If you thought you’ve seen all of the photos of the Beatles and Stones over the years, check out some of these early pics. There are some unguarded as well as posed moments showing the guys in the early stages of their careers. Could they have ever looked that young? Trivia note: From the article, apparently at their concert in Portland the Beatles wore the jackets they wore at Shea stadium. However, to our knowledge Lennon did not wear the cap mentioned at Shea stadium.
“A shirtless Mick Jagger, relaxing poolside in Savannah, Ga., in 1965, intently studies the back cover of Bob Dylan’s then-new “Bringing It All Back Home” album, still in the shrink wrap.
John Lennon, Paul McCartney and Ringo Starr gaze with delight as George Harrison tosses a yellow balloon into the air as the Beatles cavort in 1964 on the patio of a private Bel-Air mansion.
Various photos capture the Stones recording at the fabled Chess Records studio in Chicago in June 1964, shortly after their first U.S. concert stop in San Bernardino; Jagger doing his best James Brown dance moves during the band’s performance in Santa Monica for “The T.A.M.I. Show,” and the Beatles’ 1965 tour stop in Bloomington, Minn., the only show for which press photographers were not allowed in because of security issues.
In one shot from the Beatles’ 1965 performance of “I’m Down” in Portland, Ore., Lennon, wearing the signature Shea Stadium jacket and fisherman’s cap, jabs an electric piano keyboard with his right elbow, like his hero Jerry Lee Lewis, as other members of the Fab Four look on.
The images are from the Bob Bonis Archive, a collection Bonis started amassing during his stint as the Rolling Stones tour manager on their first visit to the U.S. in 1964, which in turn led the Beatles to hire him for their forays to the States.
Bonis kept the images private for his entire life. After his death in 1992, they sat in a family basement until about five years ago, when son Alex Bonis decided to let them see the light of day.
“They are amazing photos,” said Wayne Johnson, co-owner of Rockaway Records in Los Angeles, which specializes in Beatles collectibles and memorabilia. “They are really cool shots that most people have never seen, and they should do well with the right marketing and publicity.”
The Bob Bonis Archive plans to roll out the photos at the rate of 10 per month over the next two years. They’ll be sold through eBay’s art and collectibles store, which through the online auction and sales site’s Giving Works charity arm will earmark 10% of proceeds from the first batch of 30 images to benefit the Grammy Foundation and the Grammy Museum.
The photos will be offered as limited-edition numbered chromogenic prints that each will carry a certificate of authenticity from the Grammy Museum. They are being created in editions of 250 for 11-by-14-inch prints priced starting at $175, plus 75 16-by-20-inch prints starting at $385 and 50 more 20-by-24 inch prints to be sold starting at $625.
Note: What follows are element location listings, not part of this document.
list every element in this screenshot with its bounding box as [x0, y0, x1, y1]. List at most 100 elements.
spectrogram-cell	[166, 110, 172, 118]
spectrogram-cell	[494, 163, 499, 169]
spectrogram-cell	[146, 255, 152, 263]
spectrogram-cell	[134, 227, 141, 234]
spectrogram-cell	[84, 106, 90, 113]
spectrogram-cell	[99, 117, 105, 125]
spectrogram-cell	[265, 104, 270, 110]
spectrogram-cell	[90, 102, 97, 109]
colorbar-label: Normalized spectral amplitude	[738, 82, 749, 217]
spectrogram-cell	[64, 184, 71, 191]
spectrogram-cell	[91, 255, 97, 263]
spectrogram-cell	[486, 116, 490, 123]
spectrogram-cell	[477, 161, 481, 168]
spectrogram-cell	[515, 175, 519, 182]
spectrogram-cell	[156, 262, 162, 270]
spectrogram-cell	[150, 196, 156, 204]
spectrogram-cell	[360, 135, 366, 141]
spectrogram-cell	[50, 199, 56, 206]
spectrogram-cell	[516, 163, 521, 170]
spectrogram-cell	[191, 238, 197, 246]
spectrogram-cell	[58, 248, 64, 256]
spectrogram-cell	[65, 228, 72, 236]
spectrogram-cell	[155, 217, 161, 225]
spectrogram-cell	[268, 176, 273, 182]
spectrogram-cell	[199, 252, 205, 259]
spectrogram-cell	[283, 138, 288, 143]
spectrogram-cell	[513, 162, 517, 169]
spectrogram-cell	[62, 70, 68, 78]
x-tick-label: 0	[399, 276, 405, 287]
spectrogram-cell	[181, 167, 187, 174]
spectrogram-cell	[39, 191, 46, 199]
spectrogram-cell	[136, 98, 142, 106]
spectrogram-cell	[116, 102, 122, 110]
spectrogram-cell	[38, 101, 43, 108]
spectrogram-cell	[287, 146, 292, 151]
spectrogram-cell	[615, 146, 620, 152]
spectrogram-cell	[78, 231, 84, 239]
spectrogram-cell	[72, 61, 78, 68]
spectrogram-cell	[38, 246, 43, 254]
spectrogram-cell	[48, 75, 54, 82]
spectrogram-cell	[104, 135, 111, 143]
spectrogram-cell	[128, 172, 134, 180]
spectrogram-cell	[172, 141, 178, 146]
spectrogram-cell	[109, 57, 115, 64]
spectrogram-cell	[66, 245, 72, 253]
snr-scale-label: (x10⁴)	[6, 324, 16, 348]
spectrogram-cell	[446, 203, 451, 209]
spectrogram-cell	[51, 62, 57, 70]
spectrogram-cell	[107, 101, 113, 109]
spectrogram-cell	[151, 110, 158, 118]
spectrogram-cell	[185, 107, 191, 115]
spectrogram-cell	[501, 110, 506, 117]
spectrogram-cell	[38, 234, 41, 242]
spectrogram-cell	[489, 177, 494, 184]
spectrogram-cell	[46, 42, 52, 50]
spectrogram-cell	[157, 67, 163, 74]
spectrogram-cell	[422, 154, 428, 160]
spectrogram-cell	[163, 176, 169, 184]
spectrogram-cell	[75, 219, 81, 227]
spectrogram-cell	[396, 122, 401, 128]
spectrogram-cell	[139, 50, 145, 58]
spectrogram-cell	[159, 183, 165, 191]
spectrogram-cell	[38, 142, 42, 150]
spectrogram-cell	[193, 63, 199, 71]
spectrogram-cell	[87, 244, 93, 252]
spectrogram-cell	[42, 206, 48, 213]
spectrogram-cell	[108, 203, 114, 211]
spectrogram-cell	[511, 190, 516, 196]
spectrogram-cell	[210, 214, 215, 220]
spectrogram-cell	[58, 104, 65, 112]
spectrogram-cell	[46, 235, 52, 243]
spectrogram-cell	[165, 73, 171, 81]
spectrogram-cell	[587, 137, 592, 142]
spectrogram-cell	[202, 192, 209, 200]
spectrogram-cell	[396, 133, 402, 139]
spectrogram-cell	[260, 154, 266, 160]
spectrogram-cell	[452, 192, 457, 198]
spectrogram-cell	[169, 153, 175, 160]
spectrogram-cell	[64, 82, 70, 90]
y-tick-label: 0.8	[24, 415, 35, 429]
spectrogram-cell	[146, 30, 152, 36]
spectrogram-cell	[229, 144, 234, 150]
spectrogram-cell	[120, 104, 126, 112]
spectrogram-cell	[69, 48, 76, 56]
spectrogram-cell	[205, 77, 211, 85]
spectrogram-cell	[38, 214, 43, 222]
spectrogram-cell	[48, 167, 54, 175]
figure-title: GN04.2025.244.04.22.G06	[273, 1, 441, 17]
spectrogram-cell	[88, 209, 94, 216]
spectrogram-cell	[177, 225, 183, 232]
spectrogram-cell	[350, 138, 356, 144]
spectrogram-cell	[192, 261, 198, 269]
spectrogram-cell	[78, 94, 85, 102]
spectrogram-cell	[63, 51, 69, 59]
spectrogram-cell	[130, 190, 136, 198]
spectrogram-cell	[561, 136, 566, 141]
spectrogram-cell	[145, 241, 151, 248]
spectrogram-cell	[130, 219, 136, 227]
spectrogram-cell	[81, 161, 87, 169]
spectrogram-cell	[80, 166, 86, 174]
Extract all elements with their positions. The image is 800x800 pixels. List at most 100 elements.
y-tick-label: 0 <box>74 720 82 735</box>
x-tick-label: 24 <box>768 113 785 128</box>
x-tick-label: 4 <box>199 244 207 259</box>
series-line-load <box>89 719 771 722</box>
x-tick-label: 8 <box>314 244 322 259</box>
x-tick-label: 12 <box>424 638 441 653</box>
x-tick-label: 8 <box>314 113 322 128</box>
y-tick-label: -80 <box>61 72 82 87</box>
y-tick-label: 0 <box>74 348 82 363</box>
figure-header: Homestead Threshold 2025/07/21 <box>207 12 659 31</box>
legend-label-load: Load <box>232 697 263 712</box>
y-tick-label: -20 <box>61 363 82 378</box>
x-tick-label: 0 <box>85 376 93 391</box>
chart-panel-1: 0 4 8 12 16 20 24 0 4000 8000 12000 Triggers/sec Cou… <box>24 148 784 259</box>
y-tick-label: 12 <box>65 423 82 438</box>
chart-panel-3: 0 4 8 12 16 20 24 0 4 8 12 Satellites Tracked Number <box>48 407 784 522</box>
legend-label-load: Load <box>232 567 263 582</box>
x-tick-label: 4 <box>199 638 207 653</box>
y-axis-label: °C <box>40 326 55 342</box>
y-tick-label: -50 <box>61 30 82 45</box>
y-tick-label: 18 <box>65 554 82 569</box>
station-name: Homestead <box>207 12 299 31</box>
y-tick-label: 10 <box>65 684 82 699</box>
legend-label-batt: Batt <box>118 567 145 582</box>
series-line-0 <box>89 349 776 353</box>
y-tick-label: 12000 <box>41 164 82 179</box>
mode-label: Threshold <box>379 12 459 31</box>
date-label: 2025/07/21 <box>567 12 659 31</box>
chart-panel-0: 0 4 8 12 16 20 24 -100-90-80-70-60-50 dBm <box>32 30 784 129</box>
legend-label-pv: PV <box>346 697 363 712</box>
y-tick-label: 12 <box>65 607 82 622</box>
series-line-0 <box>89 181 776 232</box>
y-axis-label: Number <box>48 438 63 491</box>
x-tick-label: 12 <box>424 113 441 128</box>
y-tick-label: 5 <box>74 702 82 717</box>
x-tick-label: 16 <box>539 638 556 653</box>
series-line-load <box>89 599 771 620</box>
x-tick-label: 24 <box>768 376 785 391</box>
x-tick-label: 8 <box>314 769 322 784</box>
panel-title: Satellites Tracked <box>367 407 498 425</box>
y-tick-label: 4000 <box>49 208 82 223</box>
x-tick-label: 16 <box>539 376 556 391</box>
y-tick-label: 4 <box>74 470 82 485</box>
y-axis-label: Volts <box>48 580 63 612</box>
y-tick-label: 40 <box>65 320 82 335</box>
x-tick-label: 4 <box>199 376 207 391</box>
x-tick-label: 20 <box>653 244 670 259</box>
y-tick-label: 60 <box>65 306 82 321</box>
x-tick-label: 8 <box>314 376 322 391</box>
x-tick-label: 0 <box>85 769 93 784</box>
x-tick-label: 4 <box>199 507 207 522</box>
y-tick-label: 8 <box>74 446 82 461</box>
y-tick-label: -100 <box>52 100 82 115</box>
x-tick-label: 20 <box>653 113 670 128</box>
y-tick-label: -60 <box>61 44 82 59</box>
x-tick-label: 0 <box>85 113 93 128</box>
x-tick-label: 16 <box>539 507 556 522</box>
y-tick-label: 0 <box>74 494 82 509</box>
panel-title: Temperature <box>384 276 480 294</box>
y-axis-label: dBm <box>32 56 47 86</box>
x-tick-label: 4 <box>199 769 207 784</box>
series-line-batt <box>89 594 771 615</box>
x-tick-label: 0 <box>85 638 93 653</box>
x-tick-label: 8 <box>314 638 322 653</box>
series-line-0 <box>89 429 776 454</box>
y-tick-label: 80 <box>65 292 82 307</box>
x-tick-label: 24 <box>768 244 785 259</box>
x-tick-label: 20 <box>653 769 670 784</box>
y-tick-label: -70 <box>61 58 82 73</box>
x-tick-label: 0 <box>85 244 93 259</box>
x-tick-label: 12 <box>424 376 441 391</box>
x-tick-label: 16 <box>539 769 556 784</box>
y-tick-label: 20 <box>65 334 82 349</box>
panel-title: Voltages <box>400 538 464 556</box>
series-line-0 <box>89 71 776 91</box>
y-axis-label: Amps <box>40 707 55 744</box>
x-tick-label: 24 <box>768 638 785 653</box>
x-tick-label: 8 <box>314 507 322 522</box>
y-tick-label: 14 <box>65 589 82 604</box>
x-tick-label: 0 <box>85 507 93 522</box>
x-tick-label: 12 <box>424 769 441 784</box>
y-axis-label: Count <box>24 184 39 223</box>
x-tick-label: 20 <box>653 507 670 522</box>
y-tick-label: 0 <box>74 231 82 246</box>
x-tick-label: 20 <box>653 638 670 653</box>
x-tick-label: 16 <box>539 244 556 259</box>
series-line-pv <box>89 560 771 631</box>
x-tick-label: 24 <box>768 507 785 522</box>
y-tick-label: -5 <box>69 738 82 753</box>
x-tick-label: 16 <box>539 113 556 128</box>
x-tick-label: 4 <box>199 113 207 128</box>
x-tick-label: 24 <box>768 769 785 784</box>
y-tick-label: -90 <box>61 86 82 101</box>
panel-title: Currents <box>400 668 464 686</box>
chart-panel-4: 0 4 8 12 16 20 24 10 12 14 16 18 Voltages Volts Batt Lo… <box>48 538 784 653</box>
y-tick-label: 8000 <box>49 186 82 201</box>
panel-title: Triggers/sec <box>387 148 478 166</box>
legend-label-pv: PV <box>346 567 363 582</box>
“We wanted to open the field for people to have the opportunity to own rare, limited-edition art,” said Kurt Benjamin, a hedge-fund investor who is managing partner of the Bonis photo archive. “We wanted to create an environment that made it cost effective.”
“You have to see how unguarded and intimate they are,” he said. “They’re very, very unique and unlike anything I’ve ever seen before.
Each quarter, Benjamin said the archive will stage a special event pegged to the release of the next round of 30 images, to be parsed out 10 per month. They’ll be sold first come, first served at fixed prices rather than being auctioned to the highest bidders.”